Le ton glacial de Manik fit monter d'un cran la colère de la Ash.

— Il n'y a rien à oublier, Dur'Acier. Edmond n'est pas capable de mener notre monde vers quoi que ce soit. Nous vivotons pendant qu'il est aux commandes. Nous pourrions retourner sur Terre, prendre le pouvoir là-bas, utiliser notre magie pour montrer aux Terriens ce que nous sommes capables de faire.

— Et qu'est-ce que ça nous apporterait ?

Victoria écarquilla les yeux devant la réponse de Manik. Comment ça, qu'est-ce que ça leur apporterait ? Ne voyait-il pas tous les bénéfices qu'il y aurait à se montrer au grand jour ? Ils n'auraient plus à se cacher sur Terre, ils pourraient faire venir du personnel sur Saphyria, et ils règneraient sur tout le monde. En rendant leur existence publique, ils découvriraient certainement que d'autres magiciens se cachaient parmi les Terriens, peut-être inconscients de leur nature. Il serait enfin possible d'exploiter les gisements de saphyrite sur Terre sans devoir sans cesse inventer des explications à peine plausibles pour couvrir leur travail dans les mines.

— Tout ! Nous gagnerions tout. Nous stagnons ici, Manik. Et admettez-le : si une menace apparaissait, pensez-vous qu'Edmond serait en capacité de la gérer ?

— Edmond a tout appris de son père, qui a su mettre fin à la guerre du minerai...

— ... après dix ans de combats ! Ce n'est pas un exemple de sa bravoure ou d'une expertise quelconque. Il nous a laissés nous entretuer pendant dix ans avant de trouver quelque chose pour apaiser les tensions. Les De Solaris n'auraient jamais...

— ... les De Solaris sont morts, la coupa Manik.

Elle détestait qu'on l'interrompe. Sa langue claqua contre son palais avec mauvaise humeur.

— Nous sommes les descendants des De Solaris, rétorqua-t-elle.

— Avec tout le respect que je vous dois, vous ne l'êtes pas, Victoria. Votre mari et vos enfants le sont peut-être, mais rien n'a jamais été prouvé.

— Leur pouvoir suffit.

— Les De Solaris maîtrisait la lumière et le feu, et il est commun que certaines familles...

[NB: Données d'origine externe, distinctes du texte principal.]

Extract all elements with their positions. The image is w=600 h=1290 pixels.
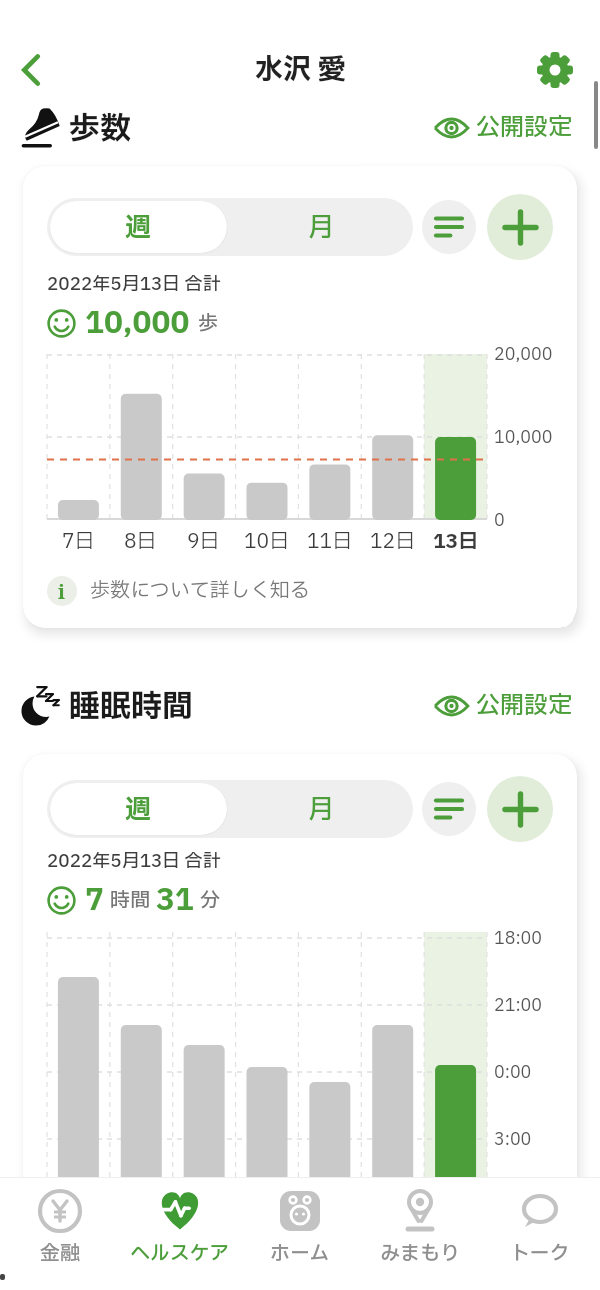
button[interactable]: 週 (50, 783, 227, 835)
staticText: 時間 (110, 886, 150, 916)
staticText: 0 (494, 508, 505, 533)
button[interactable] (422, 782, 476, 836)
staticText: 13日 (433, 527, 479, 557)
staticText: 分 (200, 886, 220, 916)
staticText: 7 (85, 878, 104, 923)
staticText: 20,000 (494, 342, 553, 367)
button[interactable]: みまもり (360, 1188, 480, 1290)
button[interactable]: ホーム (240, 1188, 360, 1290)
staticText: 10,000 (494, 425, 553, 450)
button[interactable]: 月 (230, 198, 413, 256)
staticText: 月 (308, 208, 335, 247)
staticText: 金融 (40, 1239, 80, 1269)
button[interactable] (487, 194, 553, 260)
staticText: 7日 (62, 527, 95, 557)
staticText: 週 (125, 208, 152, 247)
button[interactable]: 月 (230, 780, 413, 838)
staticText: 10日 (244, 527, 290, 557)
staticText: i (58, 578, 66, 605)
staticText: 歩数 (69, 106, 131, 150)
button[interactable] (422, 200, 476, 254)
button[interactable]: 金融 (0, 1188, 120, 1290)
staticText: みまもり (380, 1239, 460, 1269)
staticText: 月 (308, 790, 335, 829)
staticText: 公開設定 (476, 110, 572, 146)
staticText: 水沢 愛 (255, 49, 346, 91)
staticText: 31 (156, 878, 194, 923)
staticText: 18:00 (494, 926, 543, 951)
staticText: ホーム (270, 1239, 330, 1269)
staticText: 2022年5月13日 合計 (47, 271, 221, 298)
staticText: 2022年5月13日 合計 (47, 848, 221, 875)
button[interactable]: ヘルスケア (120, 1188, 240, 1290)
staticText: 12日 (370, 527, 416, 557)
staticText: 公開設定 (476, 688, 572, 724)
staticText: トーク (510, 1239, 570, 1269)
staticText: ヘルスケア (130, 1239, 230, 1269)
button[interactable]: i (47, 576, 310, 606)
button[interactable]: トーク (480, 1188, 600, 1290)
button[interactable] (536, 51, 574, 89)
staticText: 10,000 (85, 301, 190, 346)
staticText: 睡眠時間 (69, 684, 193, 728)
button[interactable] (14, 53, 48, 87)
button[interactable]: 週 (50, 201, 227, 253)
staticText: 21:00 (494, 993, 543, 1018)
button[interactable]: 公開設定 (434, 688, 572, 724)
staticText: 8日 (124, 527, 157, 557)
staticText: 週 (125, 790, 152, 829)
staticText: 0:00 (494, 1060, 532, 1085)
staticText: 歩数について詳しく知る (90, 576, 310, 606)
staticText: 9日 (187, 527, 220, 557)
staticText: 11日 (307, 527, 353, 557)
staticText: 3:00 (494, 1127, 532, 1152)
button[interactable]: 公開設定 (434, 110, 572, 146)
staticText: 歩 (198, 309, 218, 339)
button[interactable] (487, 776, 553, 842)
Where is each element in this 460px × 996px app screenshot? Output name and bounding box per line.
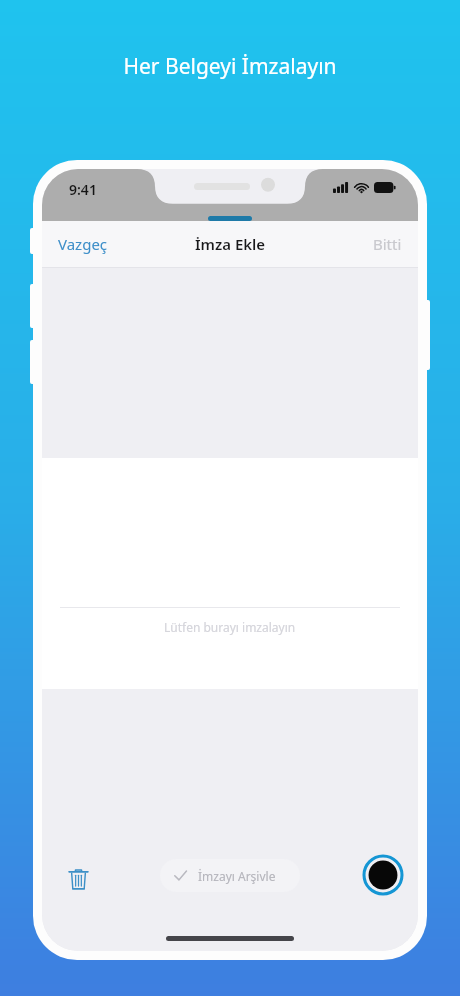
button[interactable]: Renk seç: [362, 854, 404, 896]
button[interactable]: İmzayı Arşivle: [160, 859, 300, 892]
staticText: İmzayı Arşivle: [198, 868, 276, 884]
button[interactable]: Sil: [56, 857, 100, 901]
staticText: 9:41: [69, 180, 97, 199]
staticText: Her Belgeyi İmzalayın: [123, 52, 337, 81]
button[interactable]: Vazgeç: [50, 228, 116, 260]
staticText: Bitti: [373, 234, 402, 254]
staticText: Vazgeç: [58, 234, 108, 254]
staticText: Lütfen burayı imzalayın: [164, 619, 296, 635]
staticText: İmza Ekle: [195, 234, 266, 254]
button[interactable]: Bitti: [365, 228, 410, 260]
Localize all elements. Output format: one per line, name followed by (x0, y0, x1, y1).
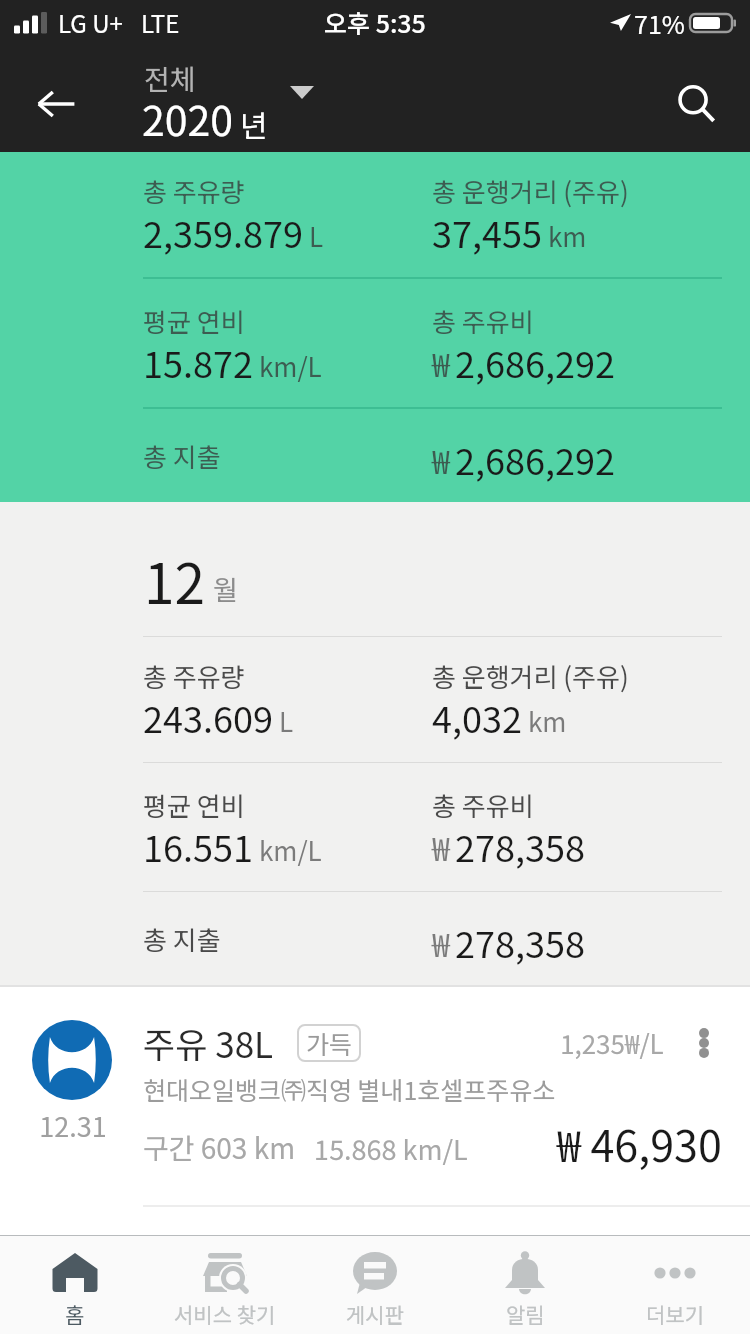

— Le feu, la lumière, il s'agit de deux éléments inséparables. Si ça se trouve, Konrad est capable d'utiliser la lumière.

— Quand bien même, il n'y aurait...

— Edmond n'est pas capable de gouverner ce pays. Il est temps de le remplacer.

Elle prenait un malin plaisir à lui couper la parole à son tour et espérait qu'il ressente ne serait-ce qu'un dixième de l'agacement qui l'avait saisie plus tôt.

Puis après une lente inspiration, Victoria se rappela qu'elle voulait que Manik se range à sa cause, pas qu'il devienne son ennemi.

— Je m'emporte, reprit-elle. Je m'emporte, mais vous savez que j'ai raison. Sans vous, sans ses conseillers, Edmond n'aurait jamais tenu sur ce trône. Et maintenant que sa femme a perdu la tête...

Le Dur'Acier leva une main pour lui indiquer de se taire. Elle fronça les sourcils, quel impertinent faisait-il ! Ne lui avait-on pas enseigné les bonnes manières ?

— Nous ne parlerons pas de Danisha. Cette affaire concerne le roi, et uniquement le roi. Je n'aimerais pas qu'il sache que vous vous mêlez de ses affaires personnelles.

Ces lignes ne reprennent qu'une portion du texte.